The soundtrack brings together the minimalistic string arrangements of Emaneule De Raymondi with the synthetic sound textures of Marco Messina, and results in something that is fairly typical soundtrack fodder- broad sweeping tones, plaintively plucked guitar notes, long sustained strings. It’s a familiar recipe used on many soundtracks and to be frank, many parts of this release are soundtrack-worthy in that they provide a tone, a general mood, but are otherwise unexceptional.

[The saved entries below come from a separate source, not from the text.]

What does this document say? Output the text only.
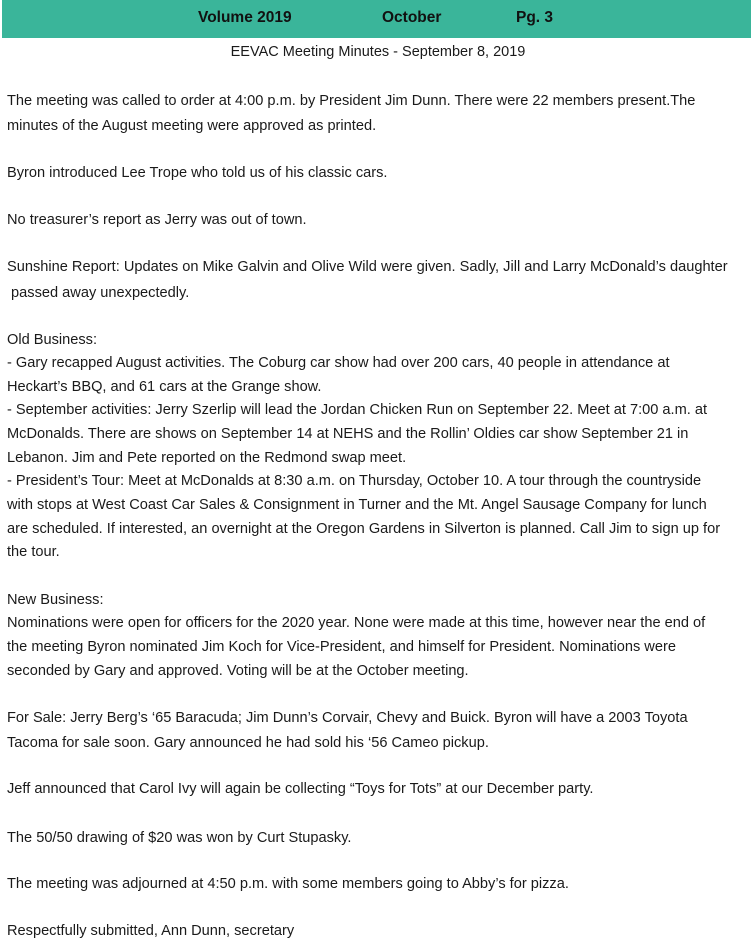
Volume 2019	October	Pg. 3
EEVAC Meeting Minutes - September 8, 2019
The meeting was called to order at 4:00 p.m. by President Jim Dunn. There were 22 members present.The
minutes of the August meeting were approved as printed.
Byron introduced Lee Trope who told us of his classic cars.
No treasurer’s report as Jerry was out of town.
Sunshine Report: Updates on Mike Galvin and Olive Wild were given. Sadly, Jill and Larry McDonald’s daughter
passed away unexpectedly.
Old Business:
- Gary recapped August activities. The Coburg car show had over 200 cars, 40 people in attendance at
Heckart’s BBQ, and 61 cars at the Grange show.
- September activities: Jerry Szerlip will lead the Jordan Chicken Run on September 22. Meet at 7:00 a.m. at
McDonalds. There are shows on September 14 at NEHS and the Rollin’ Oldies car show September 21 in
Lebanon. Jim and Pete reported on the Redmond swap meet.
- President’s Tour: Meet at McDonalds at 8:30 a.m. on Thursday, October 10. A tour through the countryside
with stops at West Coast Car Sales & Consignment in Turner and the Mt. Angel Sausage Company for lunch
are scheduled. If interested, an overnight at the Oregon Gardens in Silverton is planned. Call Jim to sign up for
the tour.
New Business:
Nominations were open for officers for the 2020 year. None were made at this time, however near the end of
the meeting Byron nominated Jim Koch for Vice-President, and himself for President. Nominations were
seconded by Gary and approved. Voting will be at the October meeting.
For Sale: Jerry Berg’s ‘65 Baracuda; Jim Dunn’s Corvair, Chevy and Buick. Byron will have a 2003 Toyota
Tacoma for sale soon. Gary announced he had sold his ‘56 Cameo pickup.
Jeff announced that Carol Ivy will again be collecting “Toys for Tots” at our December party.
The 50/50 drawing of $20 was won by Curt Stupasky.
The meeting was adjourned at 4:50 p.m. with some members going to Abby’s for pizza.
Respectfully submitted, Ann Dunn, secretary
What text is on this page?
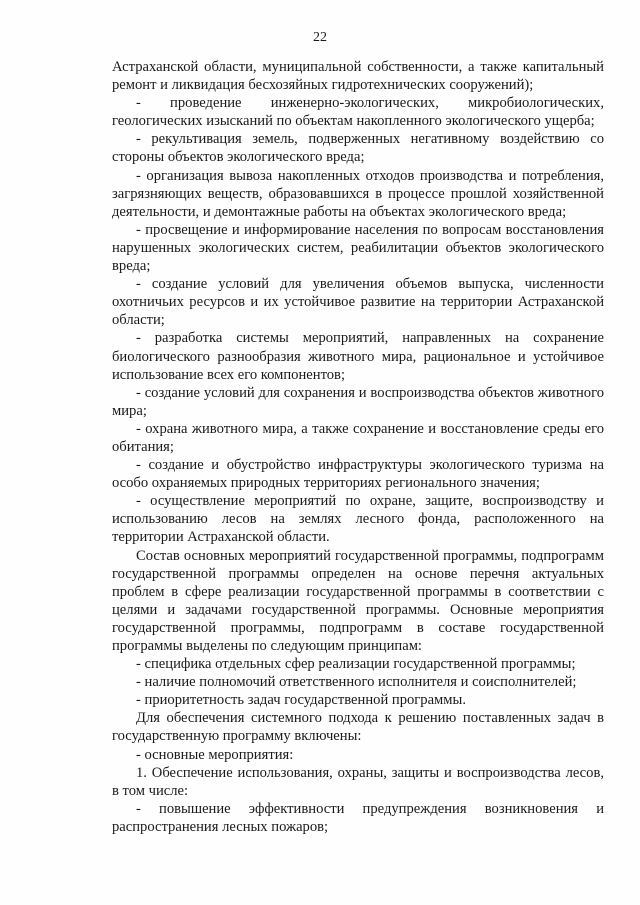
22

Астраханской области, муниципальной собственности, а также капитальный ремонт и ликвидация бесхозяйных гидротехнических сооружений);

- проведение инженерно-экологических, микробиологических, геологических изысканий по объектам накопленного экологического ущерба;

- рекультивация земель, подверженных негативному воздействию со стороны объектов экологического вреда;

- организация вывоза накопленных отходов производства и потребления, загрязняющих веществ, образовавшихся в процессе прошлой хозяйственной деятельности, и демонтажные работы на объектах экологического вреда;

- просвещение и информирование населения по вопросам восстановления нарушенных экологических систем, реабилитации объектов экологического вреда;

- создание условий для увеличения объемов выпуска, численности охотничьих ресурсов и их устойчивое развитие на территории Астраханской области;

- разработка системы мероприятий, направленных на сохранение биологического разнообразия животного мира, рациональное и устойчивое использование всех его компонентов;

- создание условий для сохранения и воспроизводства объектов животного мира;

- охрана животного мира, а также сохранение и восстановление среды его обитания;

- создание и обустройство инфраструктуры экологического туризма на особо охраняемых природных территориях регионального значения;

- осуществление мероприятий по охране, защите, воспроизводству и использованию лесов на землях лесного фонда, расположенного на территории Астраханской области.

Состав основных мероприятий государственной программы, подпрограмм государственной программы определен на основе перечня актуальных проблем в сфере реализации государственной программы в соответствии с целями и задачами государственной программы. Основные мероприятия государственной программы, подпрограмм в составе государственной программы выделены по следующим принципам:

- специфика отдельных сфер реализации государственной программы;

- наличие полномочий ответственного исполнителя и соисполнителей;

- приоритетность задач государственной программы.

Для обеспечения системного подхода к решению поставленных задач в государственную программу включены:

- основные мероприятия:

1. Обеспечение использования, охраны, защиты и воспроизводства лесов, в том числе:

- повышение эффективности предупреждения возникновения и распространения лесных пожаров;
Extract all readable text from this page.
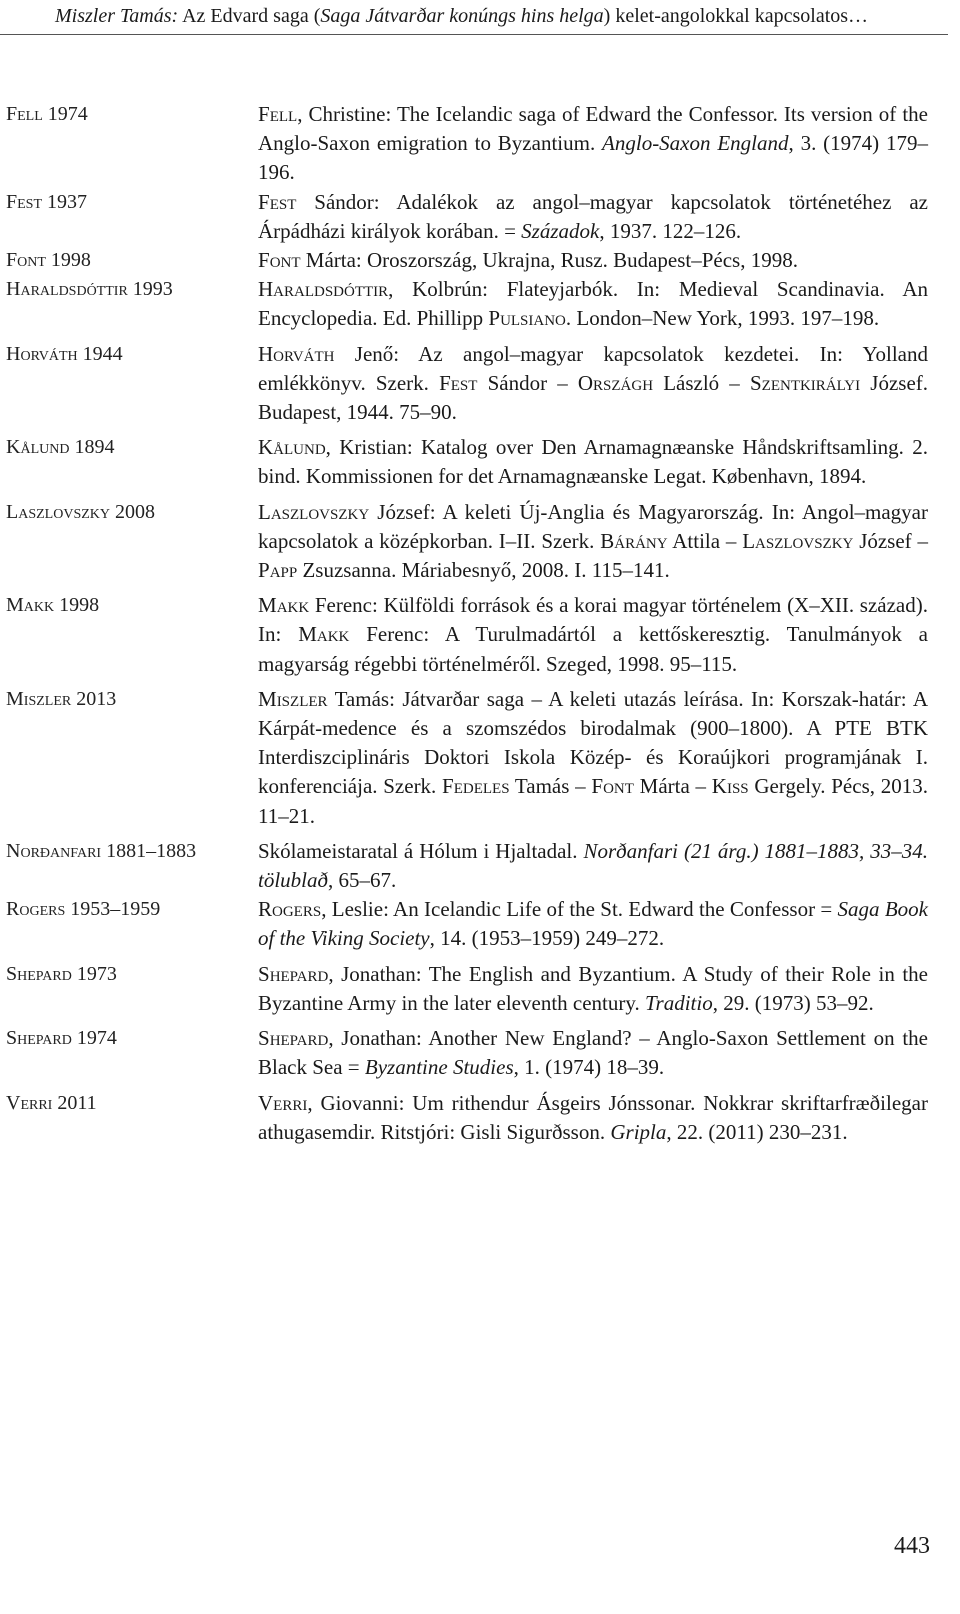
Miszler Tamás: Az Edvard saga (Saga Játvarðar konúngs hins helga) kelet-angolokkal kapcsolatos…
Fell 1974	Fell, Christine: The Icelandic saga of Edward the Confessor. Its version of the Anglo-Saxon emigration to Byzantium. Anglo-Saxon England, 3. (1974) 179–196.
Fest 1937	Fest Sándor: Adalékok az angol–magyar kapcsolatok történetéhez az Árpádházi királyok korában. = Századok, 1937. 122–126.
Font 1998	Font Márta: Oroszország, Ukrajna, Rusz. Budapest–Pécs, 1998.
Haraldsdóttir 1993	Haraldsdóttir, Kolbrún: Flateyjarbók. In: Medieval Scandinavia. An Encyclopedia. Ed. Phillipp Pulsiano. London–New York, 1993. 197–198.
Horváth 1944	Horváth Jenő: Az angol–magyar kapcsolatok kezdetei. In: Yolland emlékkönyv. Szerk. Fest Sándor – Országh László – Szentkirályi József. Budapest, 1944. 75–90.
Kålund 1894	Kålund, Kristian: Katalog over Den Arnamagnæanske Håndskriftsamling. 2. bind. Kommissionen for det Arnamagnæanske Legat. København, 1894.
Laszlovszky 2008	Laszlovszky József: A keleti Új-Anglia és Magyarország. In: Angol–magyar kapcsolatok a középkorban. I–II. Szerk. Bárány Attila – Laszlovszky József – Papp Zsuzsanna. Máriabesnyő, 2008. I. 115–141.
Makk 1998	Makk Ferenc: Külföldi források és a korai magyar történelem (X–XII. század). In: Makk Ferenc: A Turulmadártól a kettőskeresztig. Tanulmányok a magyarság régebbi történelméről. Szeged, 1998. 95–115.
Miszler 2013	Miszler Tamás: Játvarðar saga – A keleti utazás leírása. In: Korszak-határ: A Kárpát-medence és a szomszédos birodalmak (900–1800). A PTE BTK Interdiszciplináris Doktori Iskola Közép- és Koraújkori programjának I. konferenciája. Szerk. Fedeles Tamás – Font Márta – Kiss Gergely. Pécs, 2013. 11–21.
Norðanfari 1881–1883	Skólameistaratal á Hólum i Hjaltadal. Norðanfari (21 árg.) 1881–1883, 33–34. tölublað, 65–67.
Rogers 1953–1959	Rogers, Leslie: An Icelandic Life of the St. Edward the Confessor = Saga Book of the Viking Society, 14. (1953–1959) 249–272.
Shepard 1973	Shepard, Jonathan: The English and Byzantium. A Study of their Role in the Byzantine Army in the later eleventh century. Traditio, 29. (1973) 53–92.
Shepard 1974	Shepard, Jonathan: Another New England? – Anglo-Saxon Settlement on the Black Sea = Byzantine Studies, 1. (1974) 18–39.
Verri 2011	Verri, Giovanni: Um rithendur Ásgeirs Jónssonar. Nokkrar skriftarfræðilegar athugasemdir. Ritstjóri: Gisli Sigurðsson. Gripla, 22. (2011) 230–231.
443
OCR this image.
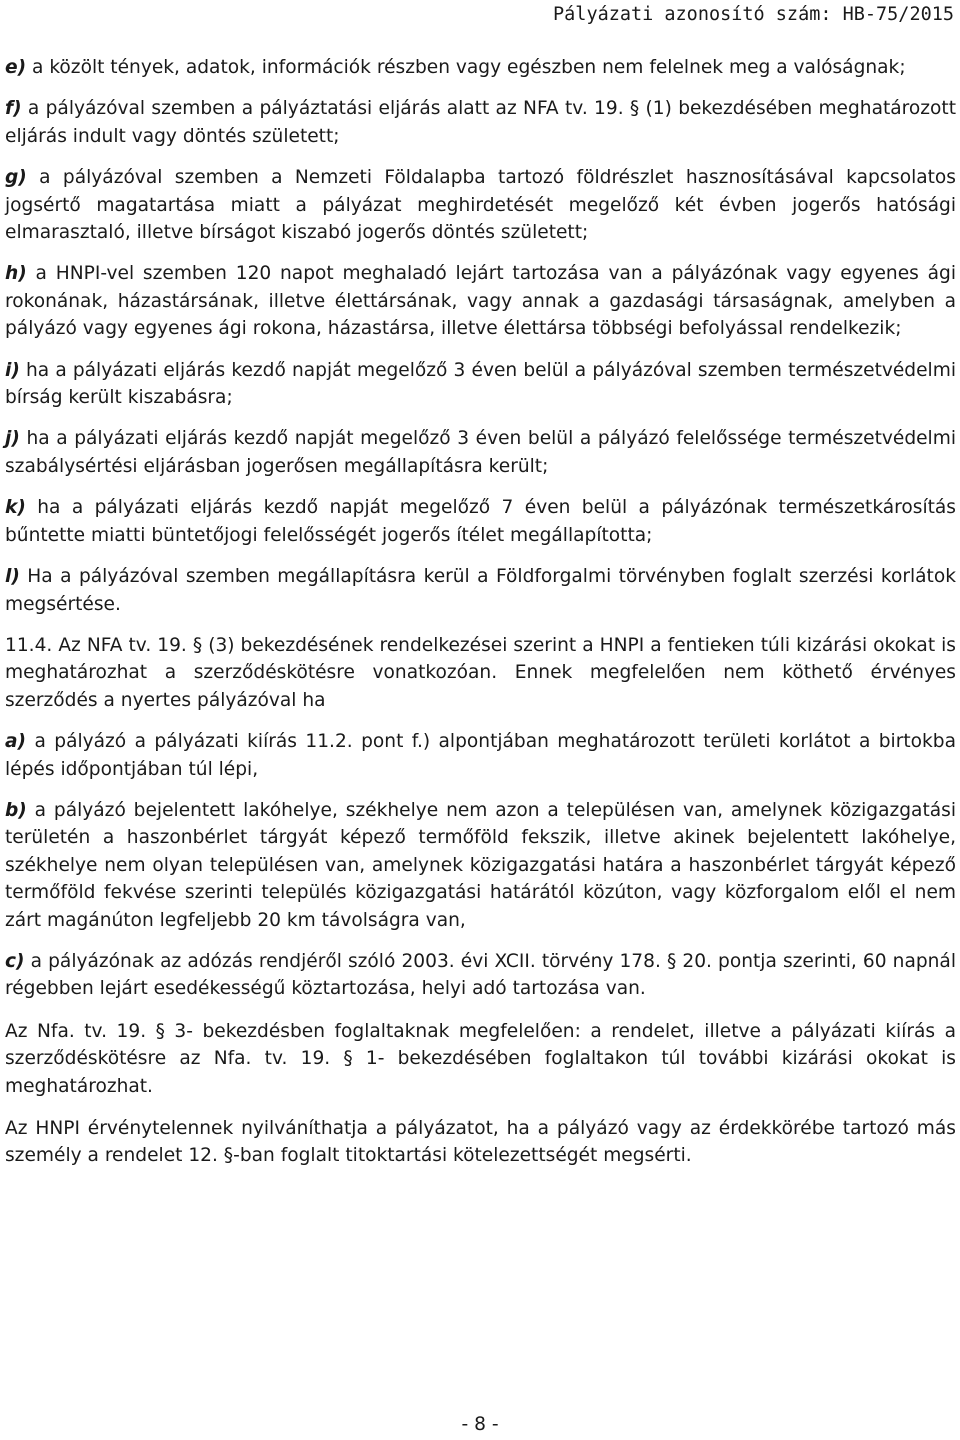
Pályázati azonosító szám: HB-75/2015

e) a közölt tények, adatok, információk részben vagy egészben nem felelnek meg a valóságnak;

f) a pályázóval szemben a pályáztatási eljárás alatt az NFA tv. 19. § (1) bekezdésében meghatározott eljárás indult vagy döntés született;

g) a pályázóval szemben a Nemzeti Földalapba tartozó földrészlet hasznosításával kapcsolatos jogsértő magatartása miatt a pályázat meghirdetését megelőző két évben jogerős hatósági elmarasztaló, illetve bírságot kiszabó jogerős döntés született;

h) a HNPI-vel szemben 120 napot meghaladó lejárt tartozása van a pályázónak vagy egyenes ági rokonának, házastársának, illetve élettársának, vagy annak a gazdasági társaságnak, amelyben a pályázó vagy egyenes ági rokona, házastársa, illetve élettársa többségi befolyással rendelkezik;

i) ha a pályázati eljárás kezdő napját megelőző 3 éven belül a pályázóval szemben természetvédelmi bírság került kiszabásra;

j) ha a pályázati eljárás kezdő napját megelőző 3 éven belül a pályázó felelőssége természetvédelmi szabálysértési eljárásban jogerősen megállapításra került;

k) ha a pályázati eljárás kezdő napját megelőző 7 éven belül a pályázónak természetkárosítás bűntette miatti büntetőjogi felelősségét jogerős ítélet megállapította;

l) Ha a pályázóval szemben megállapításra kerül a Földforgalmi törvényben foglalt szerzési korlátok megsértése.

11.4. Az NFA tv. 19. § (3) bekezdésének rendelkezései szerint a HNPI a fentieken túli kizárási okokat is meghatározhat a szerződéskötésre vonatkozóan. Ennek megfelelően nem köthető érvényes szerződés a nyertes pályázóval ha

a) a pályázó a pályázati kiírás 11.2. pont f.) alpontjában meghatározott területi korlátot a birtokba lépés időpontjában túl lépi,

b) a pályázó bejelentett lakóhelye, székhelye nem azon a településen van, amelynek közigazgatási területén a haszonbérlet tárgyát képező termőföld fekszik, illetve akinek bejelentett lakóhelye, székhelye nem olyan településen van, amelynek közigazgatási határa a haszonbérlet tárgyát képező termőföld fekvése szerinti település közigazgatási határától közúton, vagy közforgalom elől el nem zárt magánúton legfeljebb 20 km távolságra van,

c) a pályázónak az adózás rendjéről szóló 2003. évi XCII. törvény 178. § 20. pontja szerinti, 60 napnál régebben lejárt esedékességű köztartozása, helyi adó tartozása van.

Az Nfa. tv. 19. § 3- bekezdésben foglaltaknak megfelelően: a rendelet, illetve a pályázati kiírás a szerződéskötésre az Nfa. tv. 19. § 1- bekezdésében foglaltakon túl további kizárási okokat is meghatározhat.

Az HNPI érvénytelennek nyilváníthatja a pályázatot, ha a pályázó vagy az érdekkörébe tartozó más személy a rendelet 12. §-ban foglalt titoktartási kötelezettségét megsérti.

- 8 -
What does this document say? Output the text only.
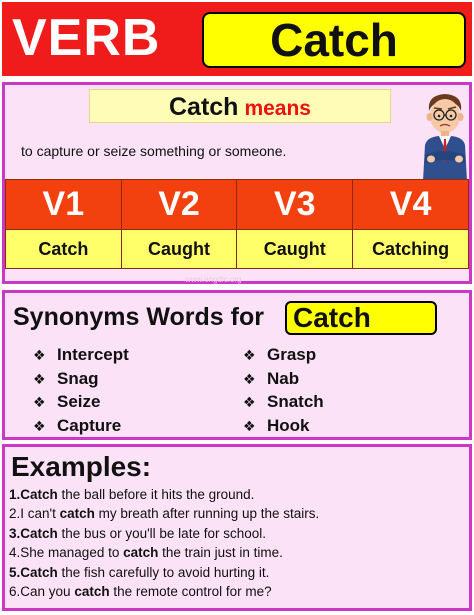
VERB	Catch
Catch means
to capture or seize something or someone.
V1	V2	V3	V4
Catch	Caught	Caught	Catching
www.engdic.org
Synonyms Words for Catch
❖ Intercept
❖ Snag
❖ Seize
❖ Capture
❖ Grasp
❖ Nab
❖ Snatch
❖ Hook
Examples:
1.Catch the ball before it hits the ground.
2.I can't catch my breath after running up the stairs.
3.Catch the bus or you'll be late for school.
4.She managed to catch the train just in time.
5.Catch the fish carefully to avoid hurting it.
6.Can you catch the remote control for me?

Most tracks are either de Raymondi or Messina on their own, but it’s when they collaborate, particularly on “Viaggio”, that the most powerful result arrives. It’s a well thought-out collaboration and the two composers clearly complement each other well- hopefully they may have more extensive combined work in future. The suspenseful “Mare” suggests they could also turn their hand to action movies as well.

The strongest de Raymondi piece here is “Assenza”, with its deep bowed ominous dawn and conscientiously simple piano work. For Messina it’s probably “Non Respiro”, an unnerving and alien layout with an ebbing sense of danger.

At only 26 minutes it’s a very succinct soundtrack album, with many pieces presumably only as long as the documentary required them to be, when in fact some, such as Messina’s “Terra Distante”, could easily have evolved and grown further.